Let’s go over hedge fund activity in other stocks similar to Cousins Properties Incorporated (NYSE:CUZ). We will take a look at Copa Holdings, S.A. (NYSE:CPA), Turquoise Hill Resources Ltd (NYSE:TRQ), Anaplan, Inc. (NYSE:PLAN), and Marriott Vacations Worldwide Corporation (NYSE:VAC). This group of stocks’ market caps match CUZ’s market cap.
|Ticker||No of HFs with positions||Total Value of HF Positions (x1000)||Change in HF Position|
View table here if you experience formatting issues.

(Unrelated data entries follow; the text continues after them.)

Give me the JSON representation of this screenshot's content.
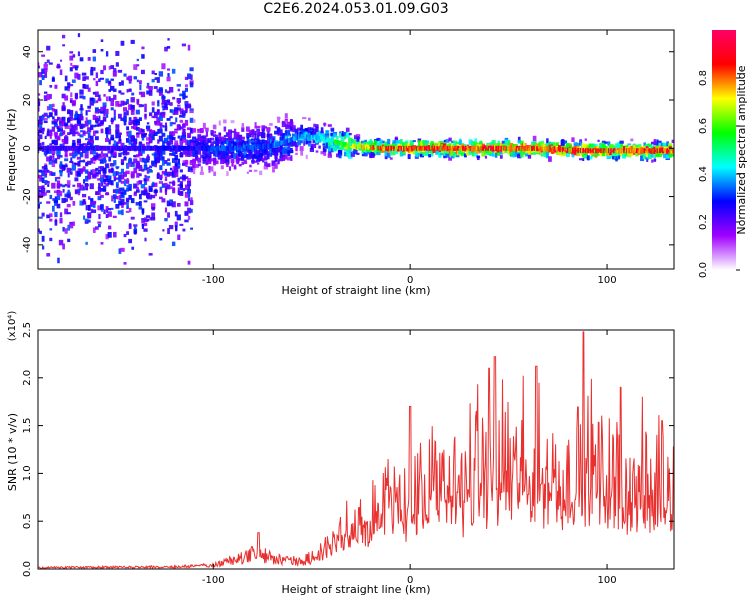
{
  "title": "C2E6.2024.053.01.09.G03",
  "chart_data": [
    {
      "type": "heatmap",
      "xlabel": "Height of straight line (km)",
      "ylabel": "Frequency (Hz)",
      "xlim": [
        -189,
        134
      ],
      "ylim": [
        -50,
        49
      ],
      "x_ticks": [
        "-100",
        "0",
        "100"
      ],
      "y_ticks": [
        "-40",
        "-20",
        "0",
        "20",
        "40"
      ],
      "colorbar": {
        "label": "Normalized spectral amplitude",
        "range": [
          0,
          1
        ],
        "ticks": [
          "0.0",
          "0.2",
          "0.4",
          "0.6",
          "0.8"
        ],
        "colors": [
          "#ffffff",
          "#a000ff",
          "#0000ff",
          "#00ffff",
          "#00ff00",
          "#ffff00",
          "#ff0000",
          "#ff0066"
        ]
      },
      "ridge": [
        {
          "x": -189,
          "y": 0,
          "amp": 0.25
        },
        {
          "x": -140,
          "y": 0,
          "amp": 0.25
        },
        {
          "x": -110,
          "y": 0,
          "amp": 0.3
        },
        {
          "x": -90,
          "y": 0,
          "amp": 0.35
        },
        {
          "x": -70,
          "y": 1,
          "amp": 0.35
        },
        {
          "x": -55,
          "y": 5,
          "amp": 0.4
        },
        {
          "x": -45,
          "y": 4,
          "amp": 0.45
        },
        {
          "x": -30,
          "y": 1,
          "amp": 0.7
        },
        {
          "x": -15,
          "y": 0,
          "amp": 0.85
        },
        {
          "x": 0,
          "y": 0,
          "amp": 0.9
        },
        {
          "x": 30,
          "y": 0,
          "amp": 0.9
        },
        {
          "x": 60,
          "y": 0,
          "amp": 0.9
        },
        {
          "x": 90,
          "y": -1,
          "amp": 0.9
        },
        {
          "x": 134,
          "y": -1,
          "amp": 0.88
        }
      ]
    },
    {
      "type": "line",
      "xlabel": "Height of straight line (km)",
      "ylabel": "SNR (10 * v/v)",
      "y_multiplier": "(x10⁴)",
      "xlim": [
        -189,
        134
      ],
      "ylim": [
        0,
        2.5
      ],
      "x_ticks": [
        "-100",
        "0",
        "100"
      ],
      "y_ticks": [
        "0.0",
        "0.5",
        "1.0",
        "1.5",
        "2.0",
        "2.5"
      ],
      "color": "#e8302f",
      "envelope": [
        {
          "x": -189,
          "y": 0.02
        },
        {
          "x": -120,
          "y": 0.03
        },
        {
          "x": -100,
          "y": 0.05
        },
        {
          "x": -90,
          "y": 0.12
        },
        {
          "x": -78,
          "y": 0.22
        },
        {
          "x": -70,
          "y": 0.15
        },
        {
          "x": -55,
          "y": 0.1
        },
        {
          "x": -45,
          "y": 0.25
        },
        {
          "x": -35,
          "y": 0.5
        },
        {
          "x": -25,
          "y": 0.75
        },
        {
          "x": -10,
          "y": 0.9
        },
        {
          "x": 0,
          "y": 1.05
        },
        {
          "x": 20,
          "y": 1.2
        },
        {
          "x": 40,
          "y": 1.5
        },
        {
          "x": 60,
          "y": 1.4
        },
        {
          "x": 80,
          "y": 1.35
        },
        {
          "x": 90,
          "y": 1.5
        },
        {
          "x": 110,
          "y": 1.2
        },
        {
          "x": 134,
          "y": 1.15
        }
      ],
      "peaks": [
        {
          "x": -77,
          "y": 0.38
        },
        {
          "x": 0,
          "y": 1.7
        },
        {
          "x": 40,
          "y": 2.1
        },
        {
          "x": 43,
          "y": 2.22
        },
        {
          "x": 64,
          "y": 2.12
        },
        {
          "x": 88,
          "y": 2.48
        },
        {
          "x": 107,
          "y": 1.9
        },
        {
          "x": 128,
          "y": 1.55
        }
      ]
    }
  ]
}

As you can see these stocks had an average of 19.5 hedge funds with bullish positions and the average amount invested in these stocks was $486 million. That figure was $53 million in CUZ’s case. Marriott Vacations Worldwide Corporation (NYSE:VAC) is the most popular stock in this table. On the other hand Copa Holdings, S.A. (NYSE:CPA) is the least popular one with only 15 bullish hedge fund positions. Cousins Properties Incorporated (NYSE:CUZ) is not the least popular stock in this group but hedge fund interest is still below average. Our calculations showed that top 15 most popular stocks) among hedge funds returned 24.2% through April 22nd and outperformed the S&P 500 ETF (SPY) by more than 7 percentage points. A small number of hedge funds were also right about betting on CUZ, though not to the same extent, as the stock returned 18.6% and outperformed the market as well.